I feel I have not stopped since my arrival here on Saturday evening. Dr. Jackie Grebmeier, the Principal Investigator for my program, and Kathie Stevens, TEA 2000, met me at the airport. They have kept me busy ever since. Kathie traveled with Dr. Grebmeier in March and April of 2001 on board the USCGC Polar Star. Be sure to check out her wonderful journal entries on the TEA website. She has been incredibly helpful to me, willingly answering my non-stop questions. This morning we toured the lab here in Knoxville, Tennessee where Dr. Grebmeier and her husband, Dr. Lee Cooper do their work. Jackie then gave me an overview of the extensive SBI (Shelf-Basin Initiative) program. A great website to check for information about this and several other related projects is http://arctic.bio.utk.edu. During a break, I had the opportunity to try on a mustang suit used while working on deck during a 'station" (when the ship stops so the scientists can deploy the instruments used to collect data and samples.) Be sure to check out the picture below to see what a mustang suit looks like. I stood by the freezer where they keep many of their samples in order to begin to get a feel for the Arctic!

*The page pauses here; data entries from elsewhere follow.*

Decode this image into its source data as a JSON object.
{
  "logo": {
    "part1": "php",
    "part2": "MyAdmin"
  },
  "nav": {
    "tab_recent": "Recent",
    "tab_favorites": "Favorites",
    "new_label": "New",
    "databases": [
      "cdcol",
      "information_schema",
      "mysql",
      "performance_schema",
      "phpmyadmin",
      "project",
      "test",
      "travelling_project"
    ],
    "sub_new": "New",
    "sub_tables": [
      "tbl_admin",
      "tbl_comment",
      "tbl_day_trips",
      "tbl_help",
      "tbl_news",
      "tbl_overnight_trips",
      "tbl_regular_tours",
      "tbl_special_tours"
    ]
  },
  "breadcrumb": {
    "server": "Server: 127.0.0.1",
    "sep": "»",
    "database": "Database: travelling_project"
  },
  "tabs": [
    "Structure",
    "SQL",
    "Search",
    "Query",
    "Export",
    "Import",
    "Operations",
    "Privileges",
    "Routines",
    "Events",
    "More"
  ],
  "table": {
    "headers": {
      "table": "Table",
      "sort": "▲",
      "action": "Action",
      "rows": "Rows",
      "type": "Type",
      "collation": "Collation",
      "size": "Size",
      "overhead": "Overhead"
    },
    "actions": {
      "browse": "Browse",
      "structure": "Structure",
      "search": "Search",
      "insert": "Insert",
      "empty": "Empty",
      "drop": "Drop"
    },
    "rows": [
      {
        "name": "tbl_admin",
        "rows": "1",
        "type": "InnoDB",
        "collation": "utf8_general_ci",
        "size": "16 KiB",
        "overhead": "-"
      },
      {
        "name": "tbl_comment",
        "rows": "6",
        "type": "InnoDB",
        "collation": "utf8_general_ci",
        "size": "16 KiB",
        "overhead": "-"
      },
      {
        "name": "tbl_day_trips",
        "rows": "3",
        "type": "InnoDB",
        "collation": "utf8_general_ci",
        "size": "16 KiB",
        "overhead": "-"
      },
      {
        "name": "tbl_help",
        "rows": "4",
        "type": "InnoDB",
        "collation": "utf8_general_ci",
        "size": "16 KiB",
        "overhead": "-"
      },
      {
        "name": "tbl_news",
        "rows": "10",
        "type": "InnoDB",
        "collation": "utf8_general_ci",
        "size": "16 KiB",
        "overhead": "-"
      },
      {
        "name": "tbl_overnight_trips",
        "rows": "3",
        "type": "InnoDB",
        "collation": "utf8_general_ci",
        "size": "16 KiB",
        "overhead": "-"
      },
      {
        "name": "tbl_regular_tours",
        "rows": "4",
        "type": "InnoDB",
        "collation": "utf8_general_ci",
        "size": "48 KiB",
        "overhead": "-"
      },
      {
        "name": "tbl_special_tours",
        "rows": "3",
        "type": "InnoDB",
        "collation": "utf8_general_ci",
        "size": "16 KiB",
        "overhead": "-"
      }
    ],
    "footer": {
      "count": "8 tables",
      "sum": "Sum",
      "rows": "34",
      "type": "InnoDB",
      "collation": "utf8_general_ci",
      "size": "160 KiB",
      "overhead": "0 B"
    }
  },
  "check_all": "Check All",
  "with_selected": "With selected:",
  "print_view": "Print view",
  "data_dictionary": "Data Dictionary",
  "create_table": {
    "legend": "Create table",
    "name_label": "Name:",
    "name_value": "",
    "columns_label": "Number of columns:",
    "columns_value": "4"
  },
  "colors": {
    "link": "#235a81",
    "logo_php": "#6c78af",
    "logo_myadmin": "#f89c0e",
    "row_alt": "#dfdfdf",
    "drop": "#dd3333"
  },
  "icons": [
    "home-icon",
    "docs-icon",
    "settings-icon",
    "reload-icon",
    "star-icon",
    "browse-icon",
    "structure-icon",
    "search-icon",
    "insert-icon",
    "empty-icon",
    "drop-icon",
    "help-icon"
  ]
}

Dr. Grebmeier will play different roles on each of her three cruises this summer but, on our cruise, her work will be focused mainly on benthic (bottom organisms) sampling. The "summer" cruise leaves Nome, Alaska on July 15 and returns on August 26 after traveling through Bering Strait into the Chukchi and Beaufort Seas of the Arctic Ocean.

This is what a mustang suit looks like. I'm standing by the freezer at Dr. Grebmeier's lab.